The RPGnet admins had been toying with the idea of banning Trump talk since 2016.

“Different staff members had their own breaking points, but after Christine Ford's testimony, and Trump's public reaction to it, I don't think we had any more holdouts,” the admins said. “If someone came to a dinner party and decided to mock a sexual assault victim at the table, I think most reasonable hosts would kick them out, or at least not invite them back again.”

The admins aren’t banning all political discussion, that’s still fair game. So are posts criticizing the Trump administration. It’s exclusively pro-Trump posts they’re concerned with. “We aren’t going to take notice as staff if someone wants to argue for the elimination of the estate tax, or if someone makes a reasoned case for why the new tariffs are a good idea,” they said. “The Trump administration promotes those policies, but they aren’t Trumpism. You can be a conservative, or a Republican, and not run afoul of our rules. We think all those things are distinguishable. An idea shouldn’t be excluded from our board only because Trump happens to espouse it for however long it can hold his attention.”

At its core, the new RPGnet rules are about tolerance. The staff does not tolerate political ideologies that they feel stifle speech. “Being a Nazi has been a bannable offense for around two decades, though, and we thought that was common sense. Most of us probably didn’t think of it as ‘political,’” the adminds said. “The biggest misconception about this…is thinking this is a partisan political stance. From our perspective, banning Trumpism isn’t about politics, it’s about ethics. We think it’s unethical to host politics and rhetoric that are toxic and dehumanizing.”

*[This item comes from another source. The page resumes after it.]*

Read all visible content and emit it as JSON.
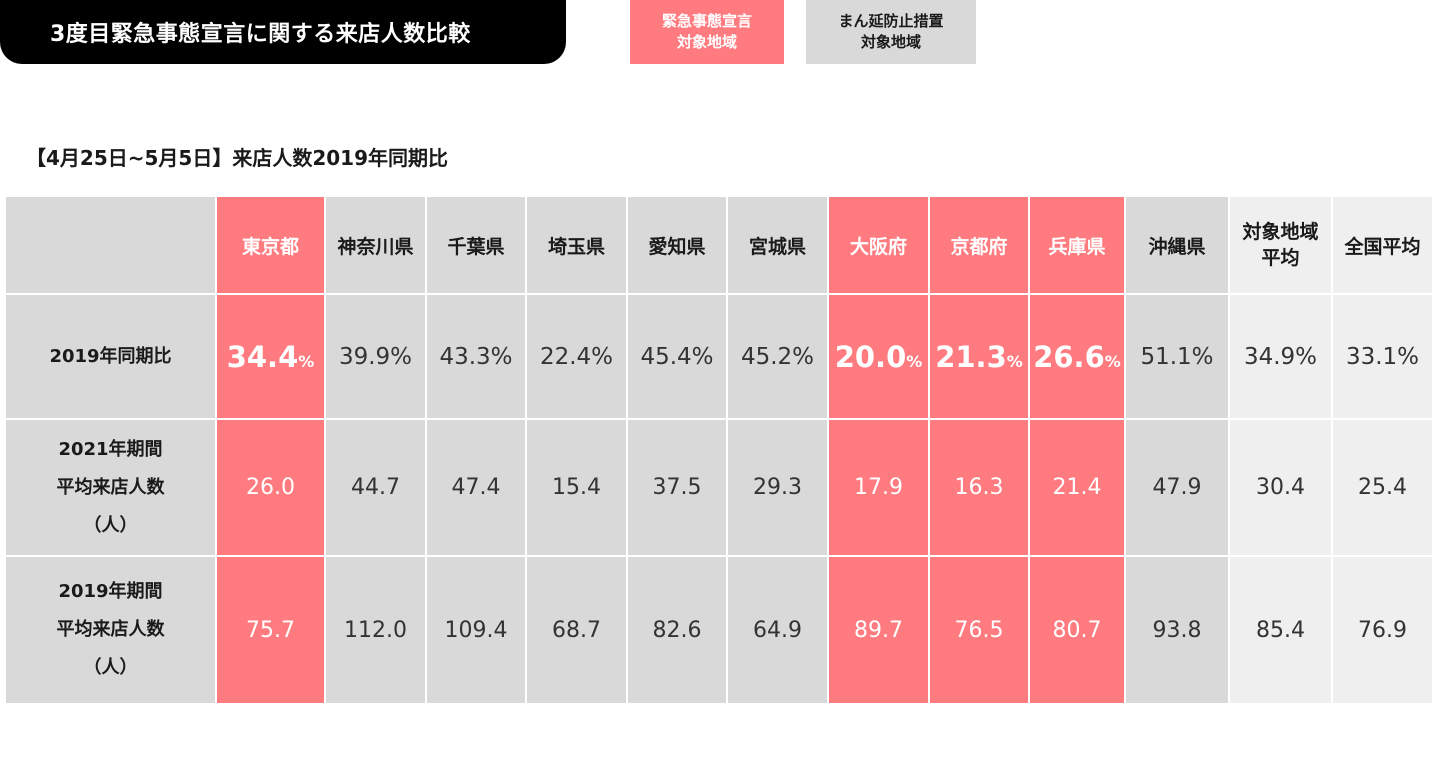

Since the change, RPGnet has dealt with what it calls “drive-by trolls,” new users that make throwaway accounts simply to harass people on the board. Some were driven to the site after an alt-right YouTube personality made a video decrying the decision, but RPGnet’s admins have banned the trolls as they’ve appeared. “This isn’t a great hardship,” the admins said. “Going forward, handling these rules and adjudicating them is going to require careful moderator attention and some allowances for unintentional violations. We're not anticipating it being terribly difficult, but it will involve some hustle.”

The admins also said that the community, in general, is happy with the changes. “We've seen old users return who had drifted away, and a few new users signing up in response to the policy. We were certain when we announced the rules change that we'd mostly be dealing with internal backlash, but we've been heartened by the outpouring of support. On balance, I think we've gained more than we've lost.”

But the admins made it clear that numbers were a secondary concern. “Again, this is an ethical decision and not a political or strategic one,” they said. “We don’t really care how it affects our numbers or any other external measure; we had to do it to maintain our own integrity.”